I have several grandchildren who are in the early years of involvement in a number of different Christian schools. As I watch them develop through different experiences, challenges, and opportunities, I’m impacted again by the glorious privilege and honor we have as Christian parents and teachers to unpack the mysteries and wonder of God’s creation with our young ones. When we have the opportunity to explore the world through the language of words, the rhythms of music, the order of mathematics, or the artistry of human culture, we work together delving into patterns and information that can capture the imaginations of the young. This also strengthens their sense of belonging and understanding as well as gives them a deeper concept of, and love for, our great Creator-Redeemer-Sustainer Heavenly Father.
Despite having to make substantial financial sacrifices, our grandchildren’s parents are thankful for the synergy when the school, home and church work together in nurturing these precious young family members that God has entrusted to our care.
It’s such a delight to observe two of my six-year old grandsons, as they learn to read and gain an increasing understanding of God’s world around them (as they have become able to read street signs or signs in shop windows for example). It was wonderful to embrace a deeper participation by them at our extended family Christmas. Instead of just listening, they joined with Grandad in reading aloud for other family members from the Bible about the Incarnation.
Many readers are familiar with the insightful and helpful writings of J. K. A Smith. He has reminded us that worldview must be seen in its broader context not just as a cognitive idea, but as a way of life that reflects deeply-held, pre-theoretical loves as well as deliberate culture-shaping cognition. That’s why I talk about worldview not just as a way of seeing the world, but as a way of seeing and being in the world.
Smith also suggests that we have been high-jacked by a modernist agenda if we see education primarily as an act of transmitting information. He suggests that education is about forming, much more than it is merely about informing (Desiring the Kingdom, p.26.) According to Smith, schooling is about shaping certain kinds of people, and information and experiences are chosen by curriculum designers to reflect the primacy of this “forming” concept.
I think Smith has drawn our attention again to a key reality: education is never neutral. By its selection of materials, pedagogical patterns, and cultural forces (including governments) that force it in certain directions, education is manipulating a child’s exposure to reality in order to produce a certain outcome. It is seeking to form children into certain types of citizens. This is true of modernistic, content-centered education, as it is of laissez faire radical contructivist education. The classic movie Dead Poets Society makes this point very well. In other words, education that is forming, chooses information (both in terms of type and access) that reinforces the form that it wants children to develop into.
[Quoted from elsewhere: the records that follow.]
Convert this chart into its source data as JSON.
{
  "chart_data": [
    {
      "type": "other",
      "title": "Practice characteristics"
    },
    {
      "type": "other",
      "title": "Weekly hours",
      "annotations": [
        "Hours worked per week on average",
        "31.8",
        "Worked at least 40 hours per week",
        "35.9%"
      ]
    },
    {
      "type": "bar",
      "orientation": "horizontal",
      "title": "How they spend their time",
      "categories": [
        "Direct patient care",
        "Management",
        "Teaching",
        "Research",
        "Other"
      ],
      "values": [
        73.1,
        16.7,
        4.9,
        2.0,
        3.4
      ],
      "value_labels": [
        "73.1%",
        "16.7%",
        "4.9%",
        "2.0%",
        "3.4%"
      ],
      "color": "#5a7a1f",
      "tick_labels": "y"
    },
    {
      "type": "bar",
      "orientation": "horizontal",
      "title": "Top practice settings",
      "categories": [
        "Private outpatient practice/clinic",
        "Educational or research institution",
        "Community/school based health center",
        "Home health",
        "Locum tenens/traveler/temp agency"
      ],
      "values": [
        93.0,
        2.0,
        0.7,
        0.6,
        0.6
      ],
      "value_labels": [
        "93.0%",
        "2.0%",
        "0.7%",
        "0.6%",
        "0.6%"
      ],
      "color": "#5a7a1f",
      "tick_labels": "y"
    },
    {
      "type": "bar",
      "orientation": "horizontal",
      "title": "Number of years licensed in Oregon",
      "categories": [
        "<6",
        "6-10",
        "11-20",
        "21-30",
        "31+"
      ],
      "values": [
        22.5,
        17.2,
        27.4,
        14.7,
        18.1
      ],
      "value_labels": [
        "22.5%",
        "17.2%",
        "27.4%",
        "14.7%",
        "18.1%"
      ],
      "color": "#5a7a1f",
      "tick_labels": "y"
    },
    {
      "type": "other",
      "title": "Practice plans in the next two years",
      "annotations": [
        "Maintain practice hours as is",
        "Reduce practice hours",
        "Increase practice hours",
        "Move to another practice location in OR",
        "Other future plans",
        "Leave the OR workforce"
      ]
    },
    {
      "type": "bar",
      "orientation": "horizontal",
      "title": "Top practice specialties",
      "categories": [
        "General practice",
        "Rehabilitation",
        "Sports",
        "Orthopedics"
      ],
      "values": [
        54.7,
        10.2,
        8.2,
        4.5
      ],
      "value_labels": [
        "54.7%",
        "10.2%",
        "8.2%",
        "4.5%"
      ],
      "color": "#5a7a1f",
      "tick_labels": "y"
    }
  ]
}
That’s why I am so thankful to have my grandchildren at Christian schools, nurtured by teachers with a heart for God and an understanding of what it means to teach Christianly. It’s also why I support the need for Christian educators and their schools, as an indispensable aspect of their profession, to commit to sustained, longitudinal, evaluated, and communal professional development that equips us to shape our classroom concepts and practices in a manner that is consistent with a biblical worldview.
This raises another key point about seeing education as formation: effective formation must occur in relationships. The attached front page cover from a recent computer magazine infers that computers can replace teachers. Computers certainly can assist teachers, but they cannot replace them. It’s not by mistake that Jesus claimed in Luke 6:40 that when a student is fully trained, he will be like his teacher. Jesus didn’t say that the student would become like the curriculum, or other teaching tools, important and all as they are. But at its heart, because education is about forming in a relational context, students become like their teachers. So choose, support, and train your teachers very carefully!
One of the great blessings of being a teacher of any age group, is to see “the lights come on” in our students’ eyes when they comprehend something new for the first time, or when they master a problem or challenge that they have been wrestling with. And when this forming occurs in a Christian school, as parents, grandparents, pastors, and teachers, we echo the affirmation of apostle John when we testify about how joyful it is when we see our children being formed in the truth and walking in it (3 John 1:4). Thank you Christian teachers for helping to form our young ones in this way.